The pivot to online campaigns has accelerated since Russia’s full-scale invasion of Ukraine in 2022, which prompted the EU to ban RT and Sputnik, said Maxime Audinet, a researcher at Irsem, a think-tank affiliated with the French armed forces.
“It is a game of cat and mouse,” said Audinet. “Russia has adapted to the new environment since the war in Ukraine, and Europe is beefing up its defences in the informational space, like during the cold war when both sides were locked in an invisible battle.”
As an example, he noted how Russia had developed roughly 30 “mirror sites” for RT to ensure that web users in the EU can still access them despite bans.
French officials say Russia is turning to more “hybrid” operations combining actions in the real world with online propaganda, such as an incident in November when Star of David graffiti appeared on buildings in Paris.
Initially portrayed by French media as part of an uptick in antisemitic incidents after the October 7 Hamas attack, the graffiti also evoked memories of the persecution of Jews during the Holocaust.
But it turned out that hundreds of blue Stars of David, a symbol of Israel and the Jewish faith, had been painted by several Moldovan nationals acting on behalf of a businessman who officials in Chisinau believe to be a Russian agent.
Anatoli Prizenco denies being on the Kremlin’s payroll, but said he was part of a wider pro-Israeli network that commissioned the graffiti. “I wanted to do something to support Jews across Europe,” he told the Financial Times.
The graffiti was boosted on social media via a network of Russian-linked bots and propaganda websites, according to Viginum, all in an attempt to divide French society, which is home to both the largest Jewish population in Europe and the biggest Muslim one.
The French DGSI internal security service found that the operation was led by the Russian spy agency, the FSB, according to Le Monde newspaper, as part of a broader campaign that also targeted Poland, Spain and Germany.
“Influence operations supported by information warfare and active measures exploited by agents of influence are core components of Russia’s unconventional warfare concepts,” wrote the Royal United Services Institute (RUSI) in a recent report.
In France, officials in February unveiled a network of 193 websites dubbed Portal Kombat, which they said had been created by a Crimea-based company to spread pro-Russian news in French, English, Spanish and German. It amounted to a “dormant system” that could be “quickly activated to saturate the informational space” during elections.
Policymakers warn that even genuine information can be weaponised. A wiretapped conversation of senior German military officers discussing a sensitive debate over sending powerful missiles to Ukraine was gleefully leaked by Russian state media earlier this month and has driven home how aggressive the Kremlin can be.

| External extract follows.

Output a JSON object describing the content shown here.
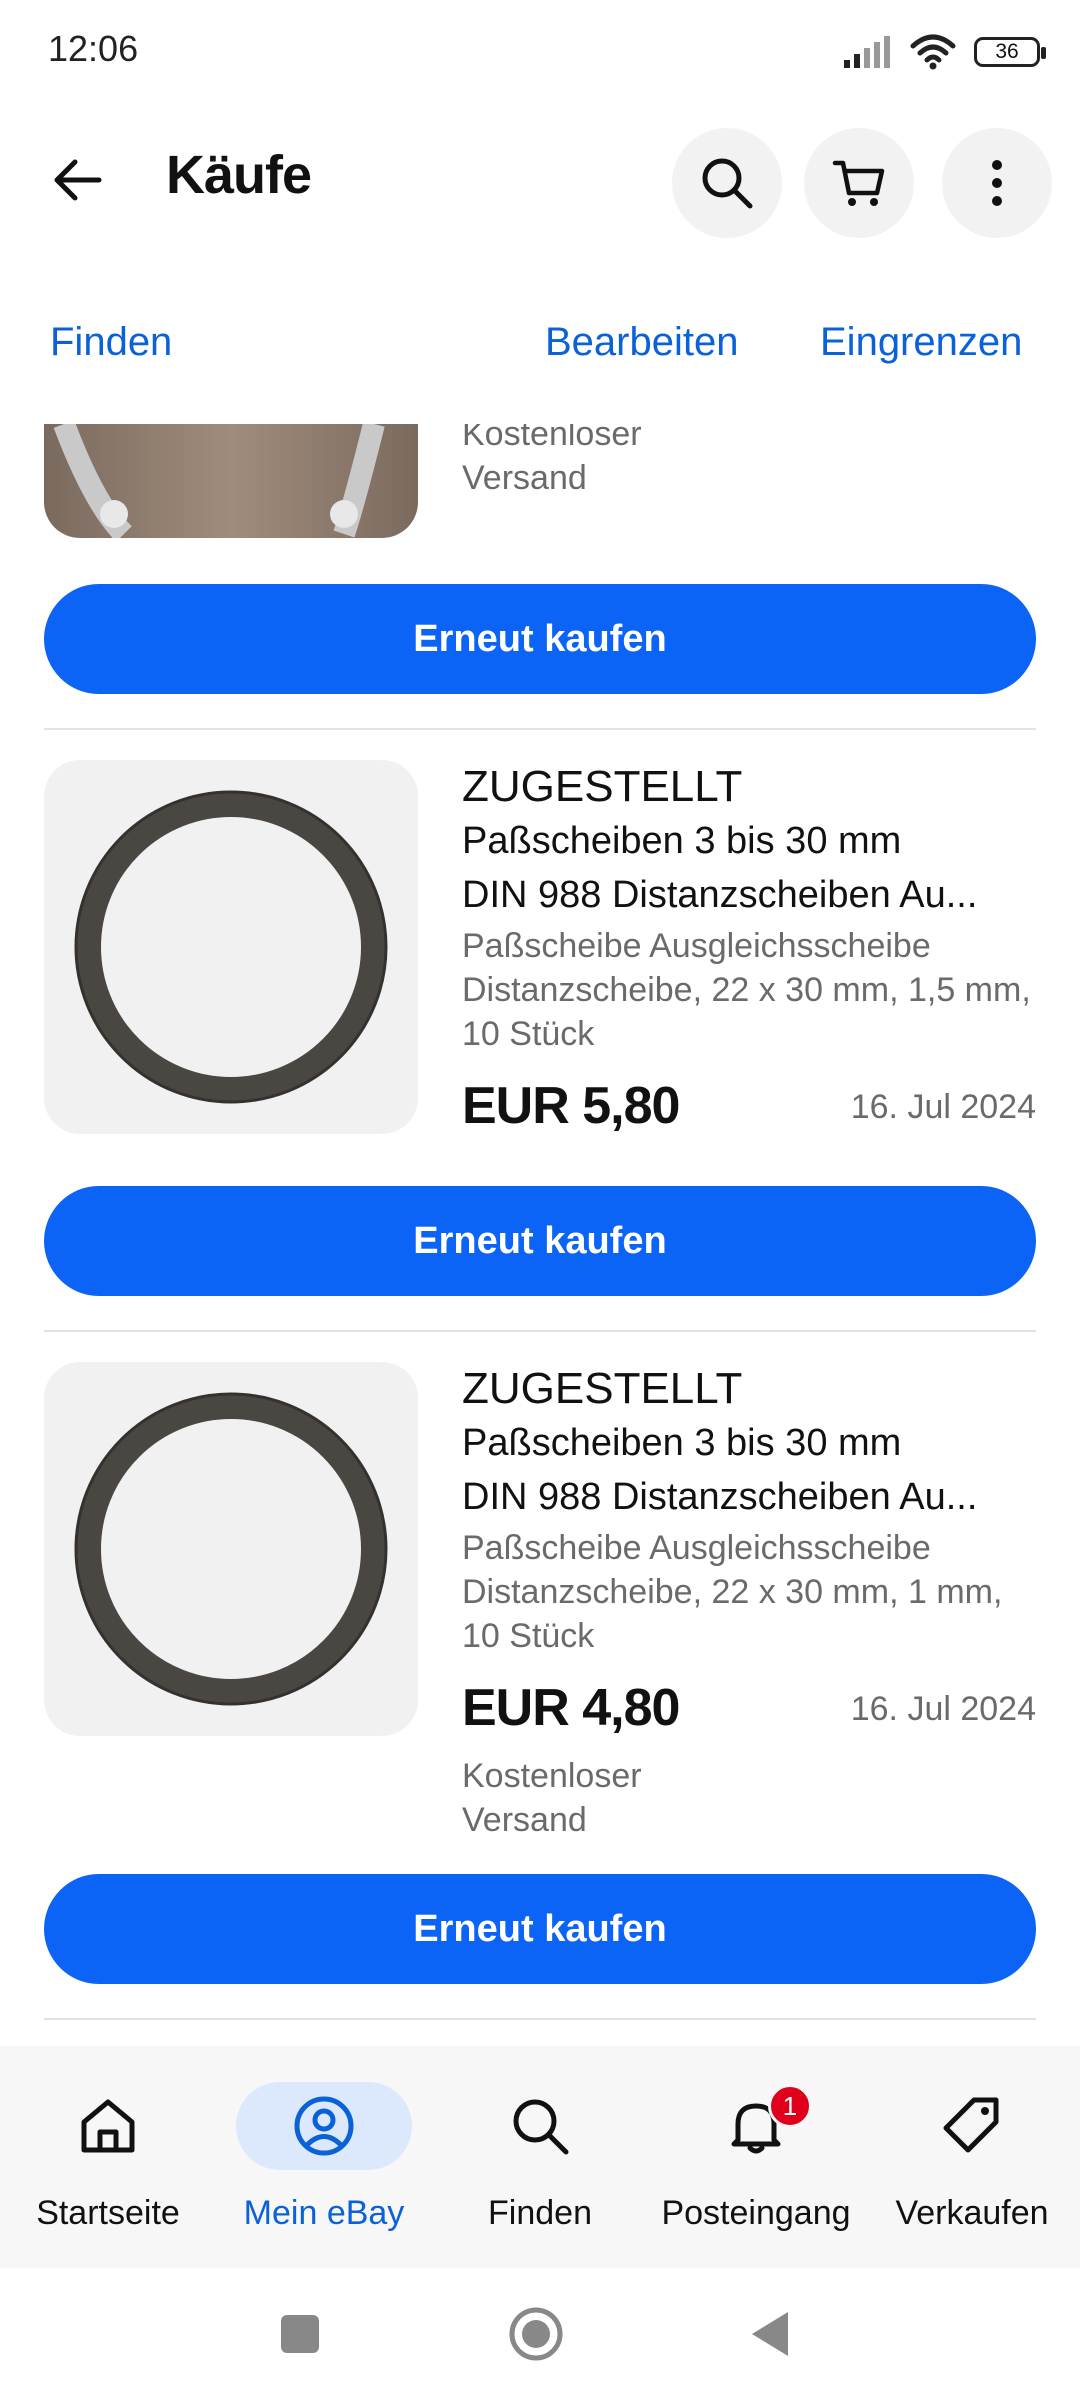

The German foreign ministry in January said it identified what it believed to be one of the largest disinformation networks deployed by Russia: 50,000 bots active on X that questioned Berlin’s support for Kyiv. The network was notably more sophisticated than past operations, Foreign Office officials said.
“The constant stream of lies is meant to plant the notion that all information is unreliable and not trustworthy. To make us suspicious about everything,” EU foreign policy chief Josep Borrell said in January. “Disinformation weakens the social fabric, poisons democracies, because only information makes democracy possible.”